In the first experiment, the authors lay out a 4x4 grid of rings. Each ring had a small circular card with a word written on it. They did not change the order of the cards. All were four-letter words (not in the Western profane sense) printed in similar type (p.167). The room was dark except for the illumination of one card at a time, for two seconds, in the same order. The subject had to read each word as it was illuminated. Depending on the series, the subject was asked to do one of three things with the cards:
- Series I: Remove cards that the experimenter illuminated with a pointer.
- Series II: Remove cards beginning with the letter S.
- Series III: Determine which letter most frequently came first in the words shown.
Afterwards, the subject and experimenter chatted about unrelated things for about 15 minutes. Then the subject was asked specific questions about the cards, such as: What were the initial letters on the words of the cards? (p.168). The results: Series I people couldn't answer the questions or even remember the words; Series II people could remember letter S words (and even where they were), but couldn't answer other questions; Series III people could remember the first letters of all the words, but couldn't remember many of the words themselves (p.169).
I'll skip the rest of the experiments in this chapter. My point is that this chapter seems very similar in concern and method to Leontiev's earlier work, described in Vygotsky & Luria.
"The nature and formation of human psychic properties" (Leontiev)
This article is more theoretical. It was delivered at a 1954 conference. For me, the salient part is that Leontiev—referencing "an investigation ... carried out by the writer as early as 1930"—describes how actions based on external objects are internalized as mental processes (e.g., a child counts first by pointing, then eventually without pointing).

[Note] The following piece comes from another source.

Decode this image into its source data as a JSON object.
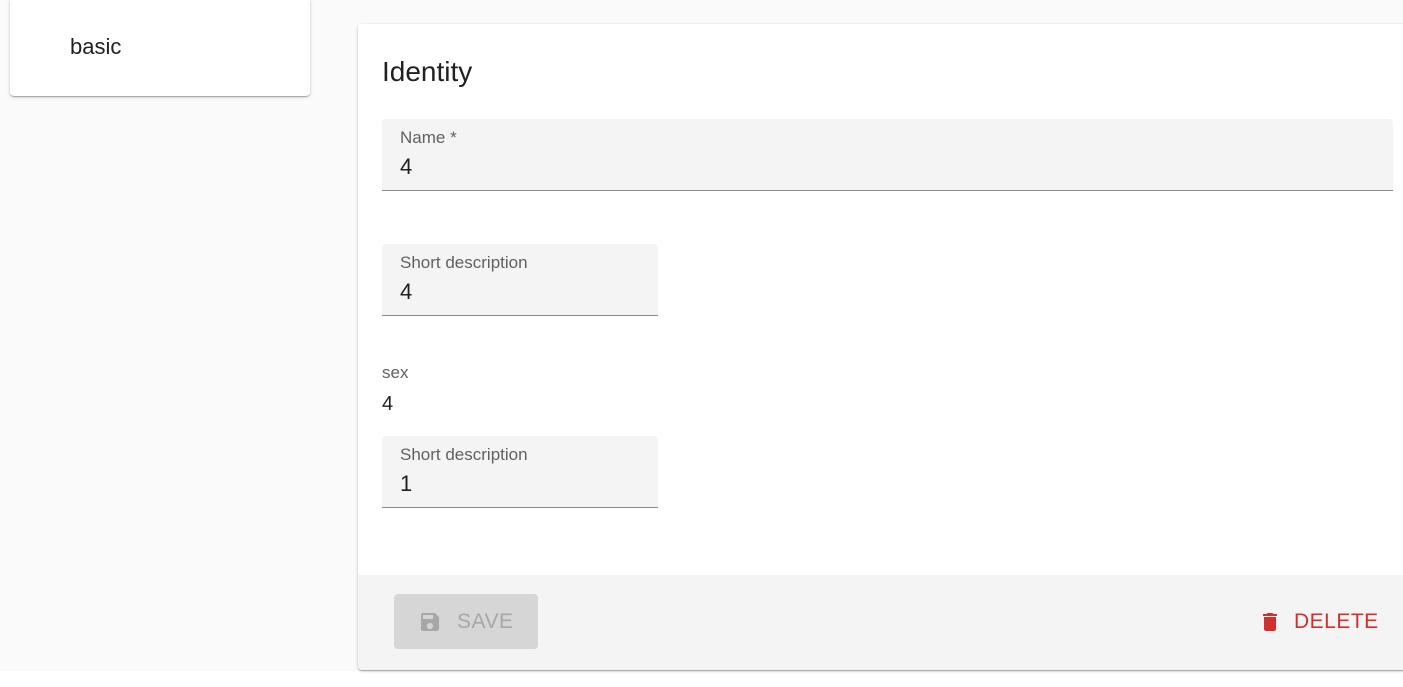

Similarly, he discusses the process of external speech becoming internalized as internal speech (p.230). Leontiev concludes that "Investigation of the laws governing the formation of psychic properties serves a great practical aim: the fullest possible development of the capabilities of every individual. Soviet psychologists see this as one of their most important tasks" (p.232). Is this the remains of Vygotsky's "peak" psychology?
Appendix I: "Psychopathological research in the USSR" (Luria)

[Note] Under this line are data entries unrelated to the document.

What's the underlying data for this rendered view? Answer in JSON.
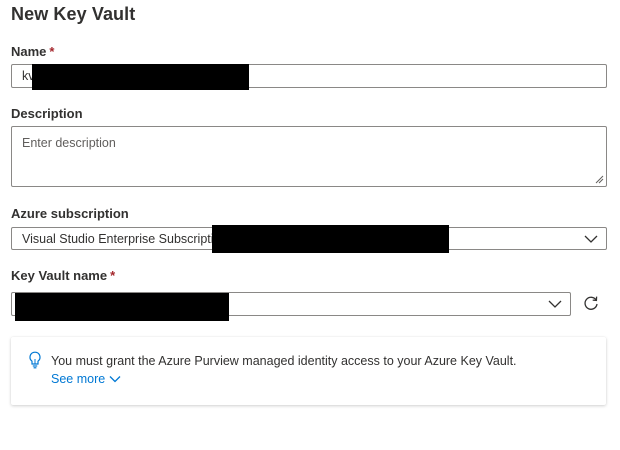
{
  "panel": {
    "title": "New Key Vault"
  },
  "name_field": {
    "label": "Name",
    "required_mark": "*",
    "value": "kv"
  },
  "description_field": {
    "label": "Description",
    "placeholder": "Enter description"
  },
  "subscription_field": {
    "label": "Azure subscription",
    "value": "Visual Studio Enterprise Subscription",
    "icon": "chevron-down-icon"
  },
  "key_vault_name_field": {
    "label": "Key Vault name",
    "required_mark": "*",
    "value": "",
    "icon": "chevron-down-icon",
    "refresh_icon": "refresh-icon"
  },
  "info": {
    "icon": "lightbulb-icon",
    "message": "You must grant the Azure Purview managed identity access to your Azure Key Vault.",
    "see_more_label": "See more",
    "see_more_icon": "chevron-down-icon"
  },
  "colors": {
    "accent": "#0078d4",
    "required": "#a4262c",
    "border": "#8a8886",
    "text": "#323130"
  }
}
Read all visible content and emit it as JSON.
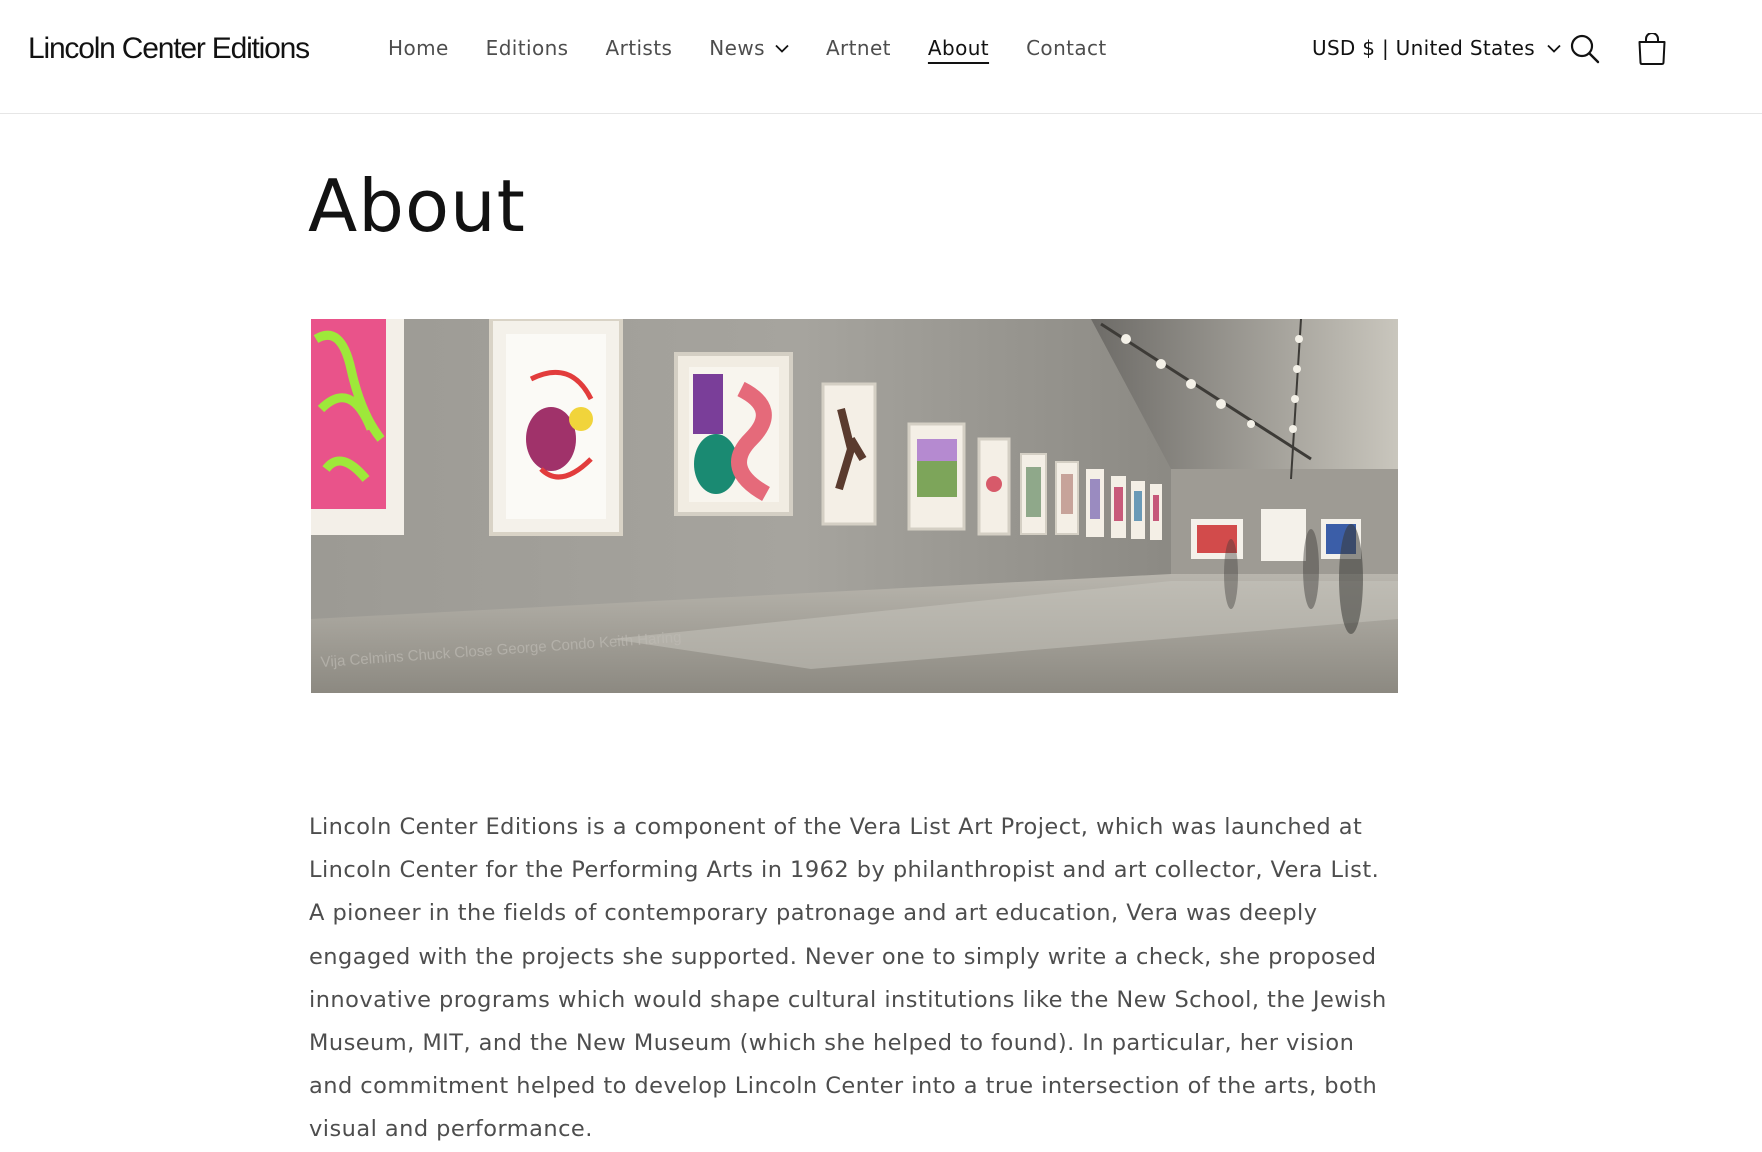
{
  "header": {
    "logo": "Lincoln Center Editions",
    "nav": [
      {
        "label": "Home"
      },
      {
        "label": "Editions"
      },
      {
        "label": "Artists"
      },
      {
        "label": "News"
      },
      {
        "label": "Artnet"
      },
      {
        "label": "About"
      },
      {
        "label": "Contact"
      }
    ],
    "country_selector": "USD $ | United States",
    "icons": {
      "search": "search-icon",
      "cart": "cart-icon",
      "dropdown": "chevron-down-icon"
    }
  },
  "main": {
    "title": "About",
    "hero_image": {
      "caption_overlay": "Vija Celmins  Chuck Close  George Condo  Keith Haring"
    },
    "paragraph": "Lincoln Center Editions is a component of the Vera List Art Project, which was launched at Lincoln Center for the Performing Arts in 1962 by philanthropist and art collector, Vera List. A pioneer in the fields of contemporary patronage and art education, Vera was deeply engaged with the projects she supported. Never one to simply write a check, she proposed innovative programs which would shape cultural institutions like the New School, the Jewish Museum, MIT, and the New Museum (which she helped to found). In particular, her vision and commitment helped to develop Lincoln Center into a true intersection of the arts, both visual and performance."
  },
  "colors": {
    "text": "#121212",
    "muted_text": "#5a5a5a",
    "border": "#e6e6e6"
  }
}
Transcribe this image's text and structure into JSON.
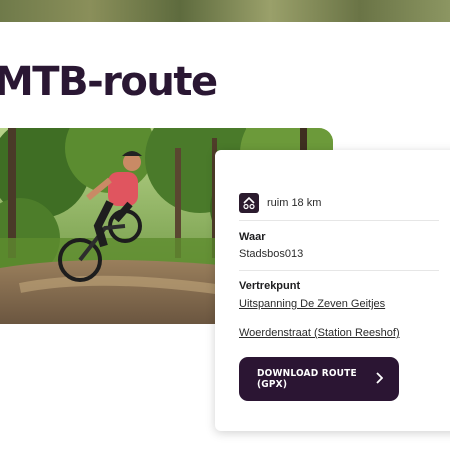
{
  "page": {
    "title": "MTB-route"
  },
  "hero_image": {
    "icon": "mountain-biker-photo"
  },
  "info_card": {
    "distance": {
      "icon": "cycling-route-icon",
      "text": "ruim 18 km"
    },
    "location": {
      "label": "Waar",
      "value": "Stadsbos013"
    },
    "start_point": {
      "label": "Vertrekpunt",
      "links": [
        "Uitspanning De Zeven Geitjes",
        "Woerdenstraat (Station Reeshof)"
      ]
    },
    "download_button": {
      "label": "DOWNLOAD ROUTE (GPX)",
      "icon": "chevron-right-icon"
    }
  },
  "colors": {
    "brand_dark": "#2b1533",
    "title_color": "#2a1733"
  }
}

As with his previous chapter in this book, Luria refers to Vygotsky on the second page. Unlike that chapter, here he names Vygotsky in the text rather than a footnote and spends a few paragraphs discussing Vygotsky's biography and focus. "He took as his starting point the notion that psychic activity develops in the process of reflecting the external environment, and that this reflection is mediated through language" (p.280).
Note that, as with Leontiev's "The nature and formation of human psychic properties," the term "reflect" is worked in. This term doesn't adequately describe what Vygotsky was trying to express, I think. But it has the virtue of superficially tying Vygotskian theory to Lenin's claim that the mind reflects objective reality. In her 1937 broadside against Vygotsky, Rudneva charged that Vygotsky "regards the whole of man's mental activity not in the light of Lenin's theory of reflection ... but as an idealist, immanent ... process taking place independent of social-class relations and independent of people's productive activity" (pp.76-77). Vygotsky was dead by that time, but Luria and Leontiev scrambled to reconfigure their work to blunt these and similar criticisms.
Overall, as I said, this collection is more of a time capsule than a valuable collection for thinking through Soviet psychology. But as a time capsule, it's quite useful. If you're interested in how activity theory developed, check it out.